The Socialist Party, which seemed a spectacular ruin after the first round of the legislative vote, now has quaffed a large glass of rejuvenation tonic (thanks in part to a government gaff between the first and second National Assembly votes, suggesting that value added tax on consumer goods might be put up to 25%). That seems to have driven to the left virtually every vote from centrists, previously inclined to go along with Sarkorzy, as well as handing the Socialists most of the seats contested between Socialist and Sarkozyist candidates. A member of the government has bitterly commented that the tax remark lost the majority 60 seats.

Even the Communist Party, which had seemed that of the walking dead, managed to elect 18 deputies. (Once it was the largest party in France.) The National Front was wiped out, even Jean-Marie Le Pen’s personable blonde daughter – campaigning as the human face of Le Penism – lost in the second round.

The Socialists nonetheless have been reduced to a divided and quarrelling condition resembling that from which François Mitterrand rescued them by creating a united front with the Communists in the 1970s. They are in poor condition to challenge the right in local elections next year, not to speak of fighting the next national contest.

The Socialists used to quarrel over whether to make a social-democratic accommodation to the center or cling to the union of the Left idea of allying the party with several small and romantically-conceived quasi-Marxist, quasi-Trotskyist, quasi-anarchist, and quasi-revolutionary currents, plus the Communists (in the days when the Communists had not yet been zombized).

Now that is behind them. The struggle has become one between a social democratic current, including figures with ministerial experience in previous governments, the residual advocates (mainly for tactical reasons) of a united left policy, and the most important single force in the party, the followers of Ségolène Royal, who even while losing the election won 17 million presidential votes in May, more than any Socialist presidential candidate since Mitterrand. She has a passionately committed following of young and mostly new Socialist militants. She has announced that she is a candidate for the leadership of the party.

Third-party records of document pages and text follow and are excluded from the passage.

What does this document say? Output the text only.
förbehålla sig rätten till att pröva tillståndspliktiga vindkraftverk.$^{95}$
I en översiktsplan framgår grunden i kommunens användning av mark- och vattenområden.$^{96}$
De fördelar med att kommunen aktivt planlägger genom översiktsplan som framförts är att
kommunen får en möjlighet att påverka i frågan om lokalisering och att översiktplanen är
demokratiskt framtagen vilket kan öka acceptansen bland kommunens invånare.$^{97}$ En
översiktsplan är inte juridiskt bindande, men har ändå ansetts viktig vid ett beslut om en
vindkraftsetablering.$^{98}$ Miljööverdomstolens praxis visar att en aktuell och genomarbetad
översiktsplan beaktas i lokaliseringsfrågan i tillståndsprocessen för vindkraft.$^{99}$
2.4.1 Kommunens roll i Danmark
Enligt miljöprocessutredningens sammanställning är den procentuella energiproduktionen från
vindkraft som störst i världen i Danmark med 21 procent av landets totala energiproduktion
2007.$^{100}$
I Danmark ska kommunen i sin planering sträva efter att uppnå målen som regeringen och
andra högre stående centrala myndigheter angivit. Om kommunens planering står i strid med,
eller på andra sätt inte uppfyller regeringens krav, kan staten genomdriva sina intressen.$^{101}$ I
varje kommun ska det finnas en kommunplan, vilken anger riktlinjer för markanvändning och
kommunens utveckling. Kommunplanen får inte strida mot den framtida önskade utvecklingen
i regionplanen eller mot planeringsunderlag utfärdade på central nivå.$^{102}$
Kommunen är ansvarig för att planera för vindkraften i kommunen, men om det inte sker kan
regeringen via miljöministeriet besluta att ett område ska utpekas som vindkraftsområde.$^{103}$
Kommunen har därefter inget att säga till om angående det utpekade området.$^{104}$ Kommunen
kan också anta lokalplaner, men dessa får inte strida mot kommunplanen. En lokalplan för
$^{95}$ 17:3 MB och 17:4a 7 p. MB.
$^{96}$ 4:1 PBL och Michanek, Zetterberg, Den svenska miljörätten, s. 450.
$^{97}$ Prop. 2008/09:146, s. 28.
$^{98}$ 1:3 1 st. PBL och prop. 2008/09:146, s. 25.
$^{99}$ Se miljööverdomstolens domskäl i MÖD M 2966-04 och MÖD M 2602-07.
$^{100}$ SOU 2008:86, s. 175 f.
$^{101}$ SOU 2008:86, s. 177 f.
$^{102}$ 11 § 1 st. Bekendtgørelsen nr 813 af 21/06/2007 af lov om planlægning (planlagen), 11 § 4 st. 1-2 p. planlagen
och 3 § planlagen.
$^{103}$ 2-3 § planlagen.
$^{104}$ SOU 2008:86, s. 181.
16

In this, domestic drama is crucially implicated. After much rumor, gossip by people in the know, and indirect allusion, plus two breathless new books, Royal has made it known that while she had deliberately avoided the subject during the campaign, for the sake of her children and because it would not have been politically appropriate to do otherwise, she has asked her companion and the father of her children, François Holland, secretary general of the Socialists, to pack his bags, leave home (which he presumably has done some time ago) and “pursue his sentimental life elsewhere, on his own.” He has confirmed this. He has also said that his term as leader of the Socialists does not end until next year, and that he currently has much to do to pull the party together to fight anew.

Well! As Stan Laurel used to say to Oliver Hardy: “A fine mess!” -- one which most Socialists no doubt feel that they don’t really need at this turning-point.

The final thing to be said to an international readership is that this election has been a stunning democratic accomplishment by a thoroughly and passionately mobilized electorate, with real issues and policy alternatives challenged, serious debates, near-total participation in the crucial votes, no cheapness, fired by political ideas and not by business, industrial or sectoral interest lobbies, since no paid television advertising or campaigning is allowed in France, equal broadcasting time granted even to the minor candidates, campaign funding largely provided from public sources, and serious media coverage. It was not something that today’s Americans are likely ever to experience.